Son travail ministériel régulier à Londres pour la saison d’hiver, lorsque la prédication sur le terrain était nécessairement suspendue, était quelque chose de prodigieux. Ses engagements hebdomadaires au Tabernacle de Tottenham Court Road, qui fut construit pour lui lorsque les chaires de l’Église établie furent fermées, comprenaient le travail suivant : Chaque dimanche matin, à six heures et demie, il administrait la cène à plusieurs centaines de communiants. Après cela, il lisait des prières et prêchait le matin et l’après-midi. Puis il prêchait de nouveau le soir à cinq heures et demie, et terminait en s’adressant à une grande société de veuves, de personnes mariées, de jeunes hommes et de jeunes filles, tous assis séparément dans l’espace du Tabernacle, avec des exhortations adaptées à leurs situations respectives. Le lundi, mardi, mercredi et jeudi matin, il prêche régulièrement à six heures. Les lundi, mardi, mercredi, jeudi et samedi soirs, il donnait des conférences. Ce qui, on le remarquera, faisait treize sermons par semaine ! Et pendant tout ce temps, il entretenait une importante correspondance avec des personnes dans presque toutes les parties du monde. Qu’un être humain ait pu supporter aussi longtemps les travaux que Whitefield a dû accomplir semble en effet merveilleux. Que sa vie n’ait pas été écourtée par la violence, à laquelle il était fréquemment exposé, n’est pas moins merveilleux. Mais il était immortel jusqu’à ce que son travail soit terminé.
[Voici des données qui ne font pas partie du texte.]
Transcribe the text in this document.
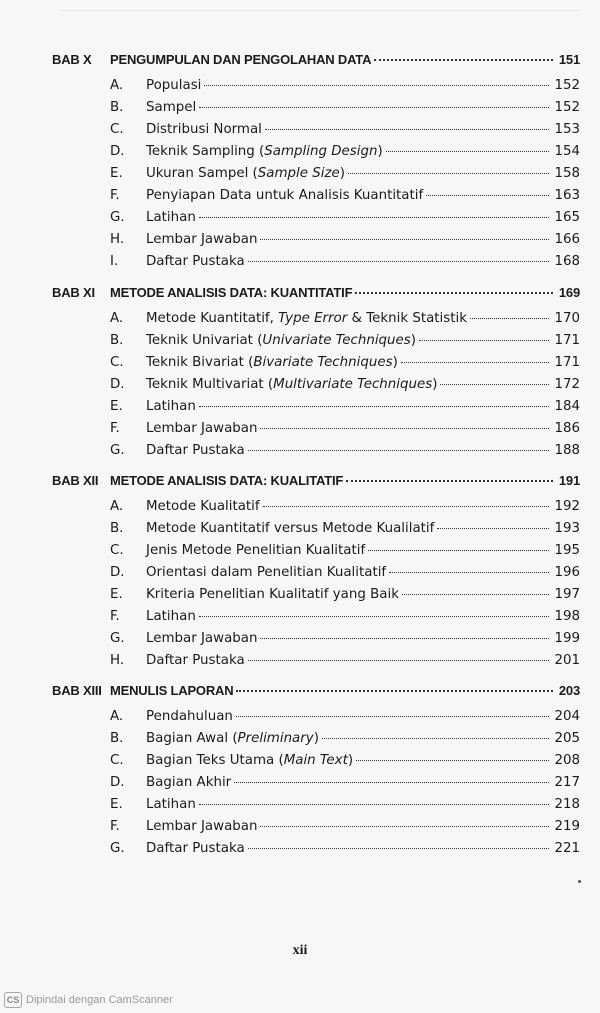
BAB X	PENGUMPULAN DAN PENGOLAHAN DATA	151
A.	Populasi	152
B.	Sampel	152
C.	Distribusi Normal	153
D.	Teknik Sampling (Sampling Design)	154
E.	Ukuran Sampel (Sample Size)	158
F.	Penyiapan Data untuk Analisis Kuantitatif	163
G.	Latihan	165
H.	Lembar Jawaban	166
I.	Daftar Pustaka	168
BAB XI	METODE ANALISIS DATA: KUANTITATIF	169
A.	Metode Kuantitatif, Type Error & Teknik Statistik	170
B.	Teknik Univariat (Univariate Techniques)	171
C.	Teknik Bivariat (Bivariate Techniques)	171
D.	Teknik Multivariat (Multivariate Techniques)	172
E.	Latihan	184
F.	Lembar Jawaban	186
G.	Daftar Pustaka	188
BAB XII METODE ANALISIS DATA: KUALITATIF	191
A.	Metode Kualitatif	192
B.	Metode Kuantitatif versus Metode Kualilatif	193
C.	Jenis Metode Penelitian Kualitatif	195
D.	Orientasi dalam Penelitian Kualitatif	196
E.	Kriteria Penelitian Kualitatif yang Baik	197
F.	Latihan	198
G.	Lembar Jawaban	199
H.	Daftar Pustaka	201
BAB XIII MENULIS LAPORAN	203
A.	Pendahuluan	204
B.	Bagian Awal (Preliminary)	205
C.	Bagian Teks Utama (Main Text)	208
D.	Bagian Akhir	217
E.	Latihan	218
F.	Lembar Jawaban	219
G.	Daftar Pustaka	221
xii
CS Dipindai dengan CamScanner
Il mourut enfin très soudainement à Newbury Port, en Amérique du Nord, le dimanche 29 septembre 1770, à l’âge relativement précoce de cinquante-six ans. Il avait été marié une fois à une veuve nommée James, d’Abergavenny, qui est morte avant lui. Si l’on en juge par le peu de mentions faites de sa femme dans ses lettres, son mariage ne semble pas avoir beaucoup contribué à son bonheur. Il n’a pas laissé d’enfants, mais il a laissé un nom bien meilleur que celui de fils et de filles. Il n’y a peut-être jamais eu d’homme dont on puisse dire aussi sincèrement qu’il s’est dépensé et a été dépensé pour le Christ que George Whitefield.